The Nikon D40X starts at ISO100.
The Nikon D90 starts at ISO200.

Which starting point is better, ISO100 or ISO200?

I'm willing to sell my Nikon D40X and buy a D90. I need the built-in focus motor for the 50mm f/1.8 lens.
I heard the D90 uses a CMOS sensor. Is it as good as a CDD sensor (D40X) in terms of quality?

Thanks!


----------



## tirediron (Sep 21, 2010)

In theory, the lower the ISO, the better in terms of grain ("noise") and general image quality, BUT the CMOS sensor the D90 is superior to that of the D40x in terms of high-ISO rendering as well as dynamic range.  All of that aside, the D40x is a good camera, and under most circumstances, you're not going to be able to tell the difference between the two in terms of IQ.  I'm not sure that I would say it's worth the cost just to have auto-focus on that one lens.


----------



## Derrel (Sep 21, 2010)

"Newer is better".

"BETTER IS BETTER".

A camera is not just its sensor, but also the entire AA filter array, the electronics, and the in-camera image processing software and methods. The D90 has a slightly better-performing sensor performance than even the D300...the D90 has one of the best-performing APS-C sensors in current cameras that are actually on the market.


----------



## Garbz (Sep 22, 2010)

The lowest starting point is the best. For the D90 that is ISO200, for the D40x that is ISO100. Neither have any significant meaning when compared to the other because they are effectively the lowest native sensitivity of the system.
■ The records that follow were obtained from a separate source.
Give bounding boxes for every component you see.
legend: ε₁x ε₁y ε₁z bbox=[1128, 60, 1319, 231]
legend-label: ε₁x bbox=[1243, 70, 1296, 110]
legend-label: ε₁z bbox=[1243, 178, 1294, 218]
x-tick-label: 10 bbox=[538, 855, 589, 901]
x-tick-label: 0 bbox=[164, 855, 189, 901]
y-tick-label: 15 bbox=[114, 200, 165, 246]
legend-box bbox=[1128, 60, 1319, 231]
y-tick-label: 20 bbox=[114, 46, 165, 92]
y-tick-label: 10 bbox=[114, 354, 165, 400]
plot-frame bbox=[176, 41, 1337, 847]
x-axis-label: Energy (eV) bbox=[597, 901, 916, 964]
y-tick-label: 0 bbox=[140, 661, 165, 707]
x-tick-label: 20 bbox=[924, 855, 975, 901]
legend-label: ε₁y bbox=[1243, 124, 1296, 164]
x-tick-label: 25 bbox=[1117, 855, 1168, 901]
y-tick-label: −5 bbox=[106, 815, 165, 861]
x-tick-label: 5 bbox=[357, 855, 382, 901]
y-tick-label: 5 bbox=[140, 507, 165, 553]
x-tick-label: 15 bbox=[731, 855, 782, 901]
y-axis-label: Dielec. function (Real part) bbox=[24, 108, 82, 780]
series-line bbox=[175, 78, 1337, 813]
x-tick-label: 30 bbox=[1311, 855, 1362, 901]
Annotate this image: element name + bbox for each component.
That's the key word "system". Not sensor, not ISO, but system. 

You can give me the finest best sensor in the world and I will design an amp for you that can produce nothing by noise from its output. The simple fact is the D40x is ancient, and the D90 incorporates several years of advancements in camera electronics design.


----------



## michaelleggero (Sep 22, 2010)

i have both cameras, and the d90 is a far superior camera.  plus now that there are new nikon cameras announced you can probably get a d90 used for a really good price.   i would not buy one new because simply for $200ish more you can get the d7000 which seems to be an awesome camera

Mike Leggero

http://www.michaelleggero.com


----------



## IgsEMT (Sep 22, 2010)

+3 - on all of the above


----------



## KmH (Sep 22, 2010)

michaelleggero said:


> i have both cameras, and the d90 is a far superior camera. plus now that there are new nikon cameras announced you can probably get a d90 used for a really good price. i would not buy one new because simply for $200ish more you can get the d7000 which seems to be an awesome camera
> 
> Mike Leggero
> 
> http://www.michaelleggero.com


Refurbished D90's are about $775, new D90's are about $900 (but not readily available at the moment) and the D7000 is $1200.
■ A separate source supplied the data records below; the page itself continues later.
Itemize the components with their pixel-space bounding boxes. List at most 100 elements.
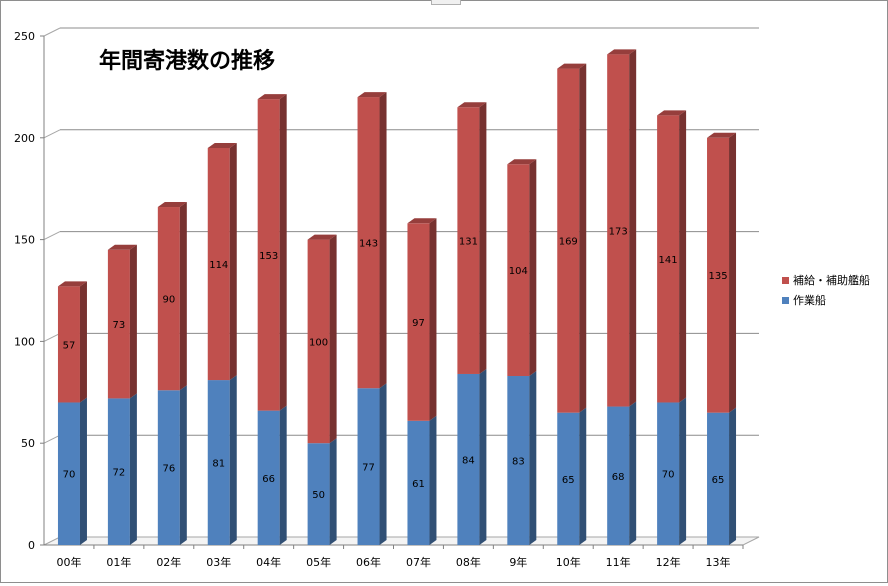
gridlines xyxy=(43,27,759,444)
bar-side xyxy=(729,132,737,413)
bar-front xyxy=(57,286,80,403)
bar-front xyxy=(707,412,730,545)
bar-segment: 66 xyxy=(257,405,287,545)
data-label: 90 xyxy=(162,295,175,306)
x-tick-label: 08年 xyxy=(456,555,481,569)
bar-front xyxy=(657,402,680,545)
bar-side xyxy=(579,407,587,545)
bar-side xyxy=(279,405,287,545)
chart-title: 年間寄港数の推移 xyxy=(99,48,275,74)
bar-segment: 173 xyxy=(607,49,637,407)
bar-segment: 135 xyxy=(707,132,737,413)
y-tick-label: 200 xyxy=(14,132,35,145)
x-tick-label: 04年 xyxy=(256,555,281,569)
bar-front xyxy=(407,223,430,421)
bar-side xyxy=(629,401,637,545)
data-label: 81 xyxy=(212,459,225,470)
data-label: 68 xyxy=(612,472,625,483)
bar-front xyxy=(507,164,530,377)
bar-segment: 143 xyxy=(357,92,387,389)
bar-front xyxy=(707,137,730,413)
bar-front xyxy=(107,249,130,399)
bar-top xyxy=(707,132,737,138)
bar-segment: 70 xyxy=(657,397,687,545)
resize-handle[interactable] xyxy=(431,0,461,5)
bar-segment: 141 xyxy=(657,110,687,403)
bar-segment: 90 xyxy=(157,202,187,391)
bar-top xyxy=(207,142,237,148)
bar-side xyxy=(329,234,337,444)
x-tick-label: 00年 xyxy=(56,555,81,569)
bar-front xyxy=(207,380,230,545)
bar-front xyxy=(57,402,80,545)
bar-side xyxy=(179,202,187,391)
data-label: 72 xyxy=(113,468,126,479)
bar-segment: 114 xyxy=(207,142,237,381)
bar-segment: 97 xyxy=(407,218,437,421)
legend-swatch xyxy=(782,297,789,304)
bar-side xyxy=(129,393,137,545)
bar-front xyxy=(157,390,180,545)
data-label: 169 xyxy=(559,237,578,248)
gridline-diagonal xyxy=(43,129,61,139)
x-tick-label: 12年 xyxy=(656,555,681,569)
data-label: 131 xyxy=(459,237,478,248)
x-axis-ticks: 00年 01年 02年 03年 04年 05年 06年 07年 08年 9年 10年 11年 12年 13… xyxy=(56,555,730,569)
bar-side xyxy=(229,142,237,381)
gridline-diagonal xyxy=(43,27,61,37)
bar-side xyxy=(79,281,87,403)
bar-front xyxy=(307,239,330,444)
bar-top xyxy=(357,92,387,98)
bar-side xyxy=(379,383,387,545)
x-tick-label: 01年 xyxy=(106,555,131,569)
gridline-diagonal xyxy=(43,231,61,241)
x-tick-label: 13年 xyxy=(706,555,731,569)
legend-label: 作業船 xyxy=(793,293,826,307)
legend-swatch xyxy=(782,277,789,284)
axes xyxy=(40,35,744,549)
x-tick-label: 05年 xyxy=(306,555,331,569)
bar-segment: 61 xyxy=(407,415,437,545)
data-label: 97 xyxy=(412,318,425,329)
bar-segment: 73 xyxy=(107,244,137,399)
bar-front xyxy=(407,420,430,545)
bar-side xyxy=(729,407,737,545)
data-label: 73 xyxy=(113,320,126,331)
plot-floor xyxy=(43,536,760,546)
data-label: 135 xyxy=(708,271,727,282)
bars: 70 57 72 73 76 90 81 114 66 153 50 100 77 143 61 97 84 13… xyxy=(57,49,737,545)
bar-top xyxy=(607,49,637,55)
bar-front xyxy=(257,410,280,545)
bar-front xyxy=(507,376,530,545)
bar-side xyxy=(529,159,537,377)
chart-floor xyxy=(43,536,760,546)
bar-top xyxy=(507,159,537,165)
x-tick-label: 10年 xyxy=(556,555,581,569)
bar-segment: 65 xyxy=(707,407,737,545)
bar-front xyxy=(607,406,630,545)
data-label: 65 xyxy=(712,475,725,486)
y-axis-ticks: 0 50 100 150 200 250 xyxy=(14,30,35,552)
bar-front xyxy=(357,97,380,389)
data-label: 66 xyxy=(262,474,275,485)
data-label: 76 xyxy=(162,464,175,475)
bar-segment: 84 xyxy=(457,368,487,545)
bar-top xyxy=(657,110,687,116)
bar-side xyxy=(179,385,187,545)
x-tick-label: 03年 xyxy=(206,555,231,569)
bar-side xyxy=(479,368,487,545)
bar-front xyxy=(357,388,380,545)
data-label: 83 xyxy=(512,457,525,468)
legend-label: 補給・補助艦船 xyxy=(793,273,870,287)
y-tick-label: 150 xyxy=(14,234,35,247)
bar-front xyxy=(257,99,280,411)
bar-side xyxy=(329,438,337,545)
bar-side xyxy=(229,375,237,545)
bar-top xyxy=(307,234,337,240)
bar-segment: 83 xyxy=(507,371,537,545)
x-tick-label: 06年 xyxy=(356,555,381,569)
bar-segment: 68 xyxy=(607,401,637,545)
y-tick-label: 100 xyxy=(14,335,35,348)
bar-segment: 76 xyxy=(157,385,187,545)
Plus, battery life is significantly longer with the D90, it has a better low-pass filter than the D40x can provide and Nikon makes a nice vertical grip for the D90.


----------



## David Dvir (Sep 22, 2010)

D90, hands down.  No questions... especially with the drop in price you're going to see!


----------



## Jcampbelll (Sep 23, 2010)

I got my refurbished D90 this week for $700 no tax, free shipping.


----------



## SrBiscuit (Sep 25, 2010)

yeah d90 prices are dropping like a bad habit...i really think im ready for an upgrade, and a d90 would be HUGE for me, but that d7000 looks mighty tasty for a bit more scratch. oi decisions.

oh and for the record

CMOS >>>>>> CCD.


----------



## Garbz (Sep 25, 2010)

SrBiscuit said:


> yeah d90 prices are dropping like a bad habit..
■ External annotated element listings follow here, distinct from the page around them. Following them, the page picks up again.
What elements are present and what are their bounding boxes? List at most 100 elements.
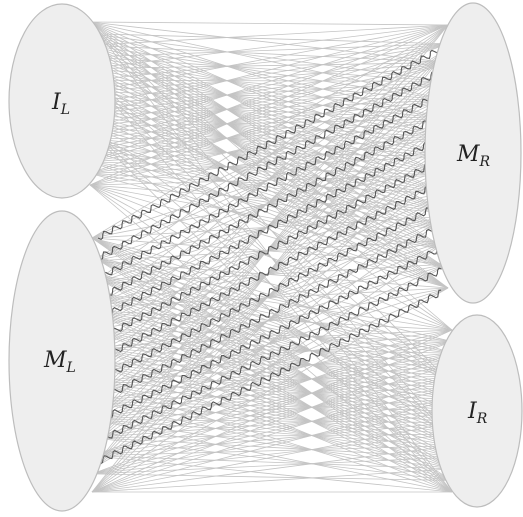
- edge-ml-ir: [91, 255, 453, 435]
- edge-ml-mr: [91, 24, 449, 377]
- node-ml-main: M: [43, 348, 67, 373]
- edge-ml-ir: [91, 382, 453, 400]
- wavy-edge-ml-mr: [97, 223, 444, 404]
- edge-ml-ir: [91, 437, 453, 458]
- node-il-ellipse: [8, 3, 116, 199]
- edge-ml-ir: [91, 328, 453, 435]
- edge-ml-ir: [91, 445, 453, 493]
- edge-il-mr: [89, 24, 449, 139]
- node-il-sub: L: [60, 102, 70, 118]
- wavy-edge-ml-mr: [97, 158, 444, 342]
- edge-ml-ir: [91, 352, 453, 420]
- wavy-edges: [97, 45, 444, 465]
- edge-il-mr: [89, 43, 449, 58]
- edge-ml-ir: [91, 292, 453, 435]
- edge-il-mr: [89, 174, 449, 186]
- edge-ml-mr: [91, 24, 449, 239]
- node-mr-label: MR: [456, 142, 491, 170]
- edge-il-mr: [89, 99, 449, 186]
- node-il: IL: [8, 3, 116, 199]
- edge-il-mr: [89, 62, 449, 116]
- node-ir-ellipse: [431, 314, 523, 508]
- edge-ml-ir: [91, 387, 453, 402]
- node-ml-sub: L: [66, 360, 76, 376]
- edge-ml-ir: [91, 352, 453, 384]
- edge-ml-ir: [91, 437, 453, 481]
- edge-il-mr: [89, 43, 449, 151]
- edge-il-ir: [89, 21, 453, 331]
- edge-ml-mr: [91, 144, 449, 493]
- edge-ml-mr: [91, 239, 449, 262]
- wavy-edge-ml-mr: [97, 245, 443, 424]
- edge-ml-ir: [91, 255, 453, 366]
- edge-il-mr: [89, 137, 449, 186]
- edge-ml-ir: [91, 255, 453, 412]
- edge-ml-mr: [91, 237, 449, 265]
- edge-ml-ir: [91, 419, 453, 423]
- edge-il-mr: [89, 62, 449, 186]
- wavy-edge-ml-mr: [97, 114, 443, 302]
- edge-ml-ir: [91, 382, 453, 493]
- edge-ml-ir: [91, 346, 453, 354]
- edge-ml-ir: [91, 375, 453, 384]
- edge-ml-ir: [91, 382, 453, 470]
- node-il-main: I: [51, 90, 62, 115]
- edge-ml-mr: [91, 96, 449, 493]
- node-il-label: IL: [51, 90, 70, 118]
- edge-ml-ir: [91, 273, 453, 423]
- edge-ml-ir: [91, 255, 453, 342]
- edge-ml-mr: [91, 263, 449, 285]
- node-ir-main: I: [467, 399, 478, 424]
- edge-ml-ir: [91, 456, 453, 475]
- edge-il-mr: [89, 44, 449, 63]
- edge-il-mr: [89, 184, 449, 251]
- edge-il-mr: [89, 43, 449, 104]
- edge-ml-ir: [91, 341, 453, 366]
- edge-ml-mr: [91, 287, 449, 493]
- edge-ml-mr: [91, 24, 449, 331]
- edge-ml-ir: [91, 468, 453, 493]
- edge-il-ir: [89, 184, 453, 439]
- edge-il-mr: [89, 62, 449, 93]
- edge-ml-ir: [91, 273, 453, 331]
- edge-ml-ir: [91, 400, 453, 435]
- edge-ml-ir: [91, 352, 453, 493]
- straight-edges: [89, 21, 453, 493]
- edge-il-mr: [89, 24, 449, 46]
- edge-ml-ir: [91, 473, 453, 481]
- node-ir-sub: R: [476, 411, 488, 427]
- edge-ml-ir: [91, 422, 453, 457]
- edge-ml-ir: [91, 329, 453, 493]
- edge-ml-ir: [91, 255, 453, 389]
- edge-ml-ir: [91, 375, 453, 493]
- node-ml-label: ML: [43, 348, 76, 376]
- edge-ml-ir: [91, 387, 453, 475]
- edge-ml-ir: [91, 346, 453, 423]
- edge-il-mr: [89, 24, 449, 93]
- edge-ml-mr: [91, 192, 449, 493]
- edge-ml-ir: [91, 382, 453, 423]
- edge-ml-ir: [91, 292, 453, 366]
- edge-il-mr: [89, 24, 449, 163]
- edge-ml-ir: [91, 445, 453, 457]
- node-mr-ellipse: [424, 2, 522, 304]
- wavy-edge-ml-mr: [97, 45, 442, 241]
- edge-ml-mr: [91, 260, 449, 289]
- edge-ml-ir: [91, 419, 453, 470]
- edge-il-mr: [89, 24, 449, 69]
- edge-ml-ir: [91, 422, 453, 493]
- edge-ml-ir: [91, 341, 453, 475]
- node-mr-main: M: [456, 142, 480, 167]
- wavy-edge-ml-mr: [97, 267, 442, 444]
- wavy-edge-ml-mr: [97, 202, 444, 383]
- node-mr: MR: [424, 2, 522, 304]
- wavy-edge-ml-mr: [97, 68, 442, 261]
- edge-ml-ir: [91, 375, 453, 457]
- edge-il-ir: [89, 184, 453, 385]
- edge-ml-ir: [91, 399, 453, 493]
- edge-ml-ir: [91, 341, 453, 438]
- edge-il-mr: [89, 62, 449, 69]
- wavy-edge-ml-mr: [97, 91, 442, 281]
- edge-ml-mr: [91, 24, 449, 285]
... Strange I find bad habits very hard to drop 

Oh and the CMOS>CCD thing is completely false, a theory created only by the fact that camera manufacturers now use CMOS sensors, and in many cases CCD actually has some slight advantages. The critical part of it comes down to cost and implementation. You can make an implementation of a CCD that is far better than CMOS if you had a sufficient budget. A lot of research equipment is still CCD for some of the factors such as far more linear response and less bloom during readout under lit conditions. I remember nearly falling over myself only 3 years ago getting a quote for a 1mpx CCD for use in a laser laboratory at the uni that was just slightly in excess of $15000, no shutter, no features. CCDs are also what make up a lot of the equipment in space telescopes. And the bloom issue is why nearly all Pro level HD cameras are 3CCD too.

The big problem is no one would buy a Nikon camera for $30000 regardless how good it is


----------



## SrBiscuit (Sep 26, 2010)

oh interesting...i was always under the impression that CMOS iq far exceeded that of CCD.
thanks for that! :thumbup:


----------